12 Принципиальная обобщенность, всечеловечность поставленных проблем подчеркнута намеренной литературностью сюжетов. Автор переносит нас в хорошо известный русскому читателю европейский литературный мир, намеренно удаленный от повседневной, обыденной жизни.
13 Здесь на обобщенных знакомых и вместе далеких моделях (рыцарский мир романов Вальтера Скотта, похождения и гибель Дон Жуана, пленительная музыка В. А. Моцарта и К. В. Глюка) Пушкин исследует эти трагические конфликты.

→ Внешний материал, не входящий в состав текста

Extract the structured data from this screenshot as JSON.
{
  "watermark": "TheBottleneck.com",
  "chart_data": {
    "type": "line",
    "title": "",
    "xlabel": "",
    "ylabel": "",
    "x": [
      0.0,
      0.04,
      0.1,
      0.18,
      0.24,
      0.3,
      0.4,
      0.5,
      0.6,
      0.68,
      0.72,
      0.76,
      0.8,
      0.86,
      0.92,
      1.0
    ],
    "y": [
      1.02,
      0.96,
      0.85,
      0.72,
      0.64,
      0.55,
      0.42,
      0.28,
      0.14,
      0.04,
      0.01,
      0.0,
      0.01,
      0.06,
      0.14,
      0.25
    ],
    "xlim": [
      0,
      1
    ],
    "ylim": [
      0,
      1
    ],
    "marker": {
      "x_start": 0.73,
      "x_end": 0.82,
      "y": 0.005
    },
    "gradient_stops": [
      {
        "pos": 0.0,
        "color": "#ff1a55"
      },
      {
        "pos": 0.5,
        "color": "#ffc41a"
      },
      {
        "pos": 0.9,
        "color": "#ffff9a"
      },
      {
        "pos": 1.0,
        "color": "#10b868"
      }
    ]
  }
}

14 Принципиально неразрешимое для человечества в целом может быть, по Пушкину, хотя бы частично, компромиссно разрешено в частном человеческом бытии. И поэт противопоставляет четкие, опирающиеся на давнюю традицию конструкции «Маленьких трагедий» — «Повестям Белкина» с их хорошо знакомыми читателям реалиями и деталями повседневного русского быта. В этих маленьких повестях традиционный литературный материал разрушается и переосмысляется во имя счастья отдельной личности, индивидуума, хотя это благополучие в большинстве случаев все же оказывается далеко не полным.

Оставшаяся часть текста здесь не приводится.